It is asserted without proof in a book edited by Novikov and Rokhlin that
$$\pi_{k - 1}(\text{GL}_n^+(\mathbb{R})) \cong \pi_k(\tilde{G}_n).$$
I know how to show that these two spaces are bijective. But I can't see for the life of me why they're isomorphic, i.e. why
$$f \mapsto \text{clutching function of } f^* \gamma_n(\tilde{G}_n)$$
is a homomorphism. Here, $\gamma_n$ is the tautological bundle. Could anybody help?
The oriented grassmanian $\tilde{G}_n$ is the classifying space of $\operatorname{GL}^+_n(\mathbb{R})$, i.e. $\tilde{G}_n = \operatorname{BGL}^+_n(\mathbb{R})$. So there is a principal $\operatorname{GL}^+_n(\mathbb{R})$-bundle $\operatorname{EGL}^+_n(\mathbb{R}) \to \operatorname{BGL}^+_n(\mathbb{R})$; the associated vector bundle is $\gamma_n$. Applying the long exact sequence in homotopy to the $\operatorname{GL}^+_n(\mathbb{R})$-bundle, we get the exact sequence
$$\dots \to \pi_k(\operatorname{EGL}^+_n(\mathbb{R})) \to \pi_k(\operatorname{BGL}^+_n(\mathbb{R})) \to \pi_{k-1}(\operatorname{GL}^+_n(\mathbb{R})) \to \pi_{k-1}(\operatorname{EGL}^+_n(\mathbb{R})) \to \dots$$
As $\operatorname{EGL}^+_n(\mathbb{R})$ is contractible, $\pi_k(\operatorname{BGL}^+_n(\mathbb{R})) \cong \pi_{k-1}(\operatorname{GL}^+_n(\mathbb{R}))$. Replacing $\operatorname{BGL}^+_n(\mathbb{R})$ by $\tilde{G}_n$, you obtain the desired result.

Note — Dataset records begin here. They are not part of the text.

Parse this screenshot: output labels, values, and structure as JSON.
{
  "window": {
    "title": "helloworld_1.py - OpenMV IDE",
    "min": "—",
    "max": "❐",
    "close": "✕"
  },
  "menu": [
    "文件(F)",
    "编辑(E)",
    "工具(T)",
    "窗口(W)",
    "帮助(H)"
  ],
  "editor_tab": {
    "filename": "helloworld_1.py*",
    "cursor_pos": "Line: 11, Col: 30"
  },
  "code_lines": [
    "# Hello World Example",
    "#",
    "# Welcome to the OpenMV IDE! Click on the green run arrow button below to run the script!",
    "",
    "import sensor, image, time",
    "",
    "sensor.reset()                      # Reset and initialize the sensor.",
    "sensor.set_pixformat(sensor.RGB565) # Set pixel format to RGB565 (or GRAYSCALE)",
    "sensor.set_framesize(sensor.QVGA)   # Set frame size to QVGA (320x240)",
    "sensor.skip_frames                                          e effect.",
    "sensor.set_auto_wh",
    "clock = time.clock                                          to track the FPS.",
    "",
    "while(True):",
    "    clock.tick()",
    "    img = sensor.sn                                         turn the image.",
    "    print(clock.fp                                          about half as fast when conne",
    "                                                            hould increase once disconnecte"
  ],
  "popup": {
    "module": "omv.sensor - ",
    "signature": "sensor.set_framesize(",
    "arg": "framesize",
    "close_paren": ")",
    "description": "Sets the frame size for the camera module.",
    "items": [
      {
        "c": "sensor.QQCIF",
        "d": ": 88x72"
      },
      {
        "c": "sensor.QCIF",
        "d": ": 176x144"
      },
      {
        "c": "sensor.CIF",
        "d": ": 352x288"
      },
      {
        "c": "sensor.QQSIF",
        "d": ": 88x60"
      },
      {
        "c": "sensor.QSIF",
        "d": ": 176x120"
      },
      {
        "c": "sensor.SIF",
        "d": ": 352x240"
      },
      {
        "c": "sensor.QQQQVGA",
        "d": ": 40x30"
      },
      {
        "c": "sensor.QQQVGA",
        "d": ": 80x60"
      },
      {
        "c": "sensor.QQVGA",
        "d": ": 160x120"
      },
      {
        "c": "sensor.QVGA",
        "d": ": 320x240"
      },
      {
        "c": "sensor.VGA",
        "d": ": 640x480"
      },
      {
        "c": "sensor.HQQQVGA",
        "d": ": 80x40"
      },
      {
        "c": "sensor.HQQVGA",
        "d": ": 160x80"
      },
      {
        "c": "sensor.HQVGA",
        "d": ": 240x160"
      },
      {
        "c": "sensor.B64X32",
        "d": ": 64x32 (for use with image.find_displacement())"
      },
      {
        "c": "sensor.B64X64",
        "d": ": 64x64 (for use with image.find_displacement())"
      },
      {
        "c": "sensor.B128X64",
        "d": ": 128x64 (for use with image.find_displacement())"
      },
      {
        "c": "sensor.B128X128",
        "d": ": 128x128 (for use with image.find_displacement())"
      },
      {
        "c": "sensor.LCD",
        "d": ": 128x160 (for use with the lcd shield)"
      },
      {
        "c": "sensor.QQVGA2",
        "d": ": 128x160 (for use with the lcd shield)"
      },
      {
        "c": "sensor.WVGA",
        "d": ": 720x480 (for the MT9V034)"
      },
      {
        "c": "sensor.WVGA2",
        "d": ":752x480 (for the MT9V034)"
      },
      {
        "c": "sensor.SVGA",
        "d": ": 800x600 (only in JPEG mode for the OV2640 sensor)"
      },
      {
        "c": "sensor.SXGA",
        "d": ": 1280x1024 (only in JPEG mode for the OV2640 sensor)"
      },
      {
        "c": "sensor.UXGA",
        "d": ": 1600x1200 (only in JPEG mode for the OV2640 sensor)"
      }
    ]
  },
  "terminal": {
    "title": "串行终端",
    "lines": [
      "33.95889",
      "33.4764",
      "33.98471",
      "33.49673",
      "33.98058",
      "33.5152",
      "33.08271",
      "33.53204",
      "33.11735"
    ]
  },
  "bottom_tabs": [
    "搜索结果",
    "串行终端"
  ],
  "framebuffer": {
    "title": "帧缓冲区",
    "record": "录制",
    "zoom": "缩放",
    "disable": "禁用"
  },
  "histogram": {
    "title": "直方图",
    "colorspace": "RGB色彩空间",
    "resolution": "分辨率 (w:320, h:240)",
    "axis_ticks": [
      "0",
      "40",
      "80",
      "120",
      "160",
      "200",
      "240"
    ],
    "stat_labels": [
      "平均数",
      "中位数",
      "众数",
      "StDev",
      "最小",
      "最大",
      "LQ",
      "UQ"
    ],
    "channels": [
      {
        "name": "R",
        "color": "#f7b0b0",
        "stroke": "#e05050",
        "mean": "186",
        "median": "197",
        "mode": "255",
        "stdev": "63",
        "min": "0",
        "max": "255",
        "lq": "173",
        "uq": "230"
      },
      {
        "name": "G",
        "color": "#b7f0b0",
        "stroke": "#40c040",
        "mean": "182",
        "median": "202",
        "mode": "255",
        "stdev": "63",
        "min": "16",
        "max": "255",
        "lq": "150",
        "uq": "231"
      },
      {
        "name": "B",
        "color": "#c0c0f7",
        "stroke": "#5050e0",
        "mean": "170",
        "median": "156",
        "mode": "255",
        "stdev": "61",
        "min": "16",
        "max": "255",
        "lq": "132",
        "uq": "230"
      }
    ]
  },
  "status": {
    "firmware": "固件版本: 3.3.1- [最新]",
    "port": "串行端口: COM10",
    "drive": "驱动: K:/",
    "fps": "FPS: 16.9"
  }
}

Note that one could instead pass to the compact subgroup $\operatorname{SO}_n(\mathbb{R}) \subset \operatorname{GL}^+_n(\mathbb{R})$ as the two spaces are homotopy equivalent. In particular, $\tilde{G}_n = \operatorname{BSO}_n(\mathbb{R})$.
The argument given above can be used to show that $\pi_k(BG) \cong \pi_{k-1}(G)$ for any topological group $G$.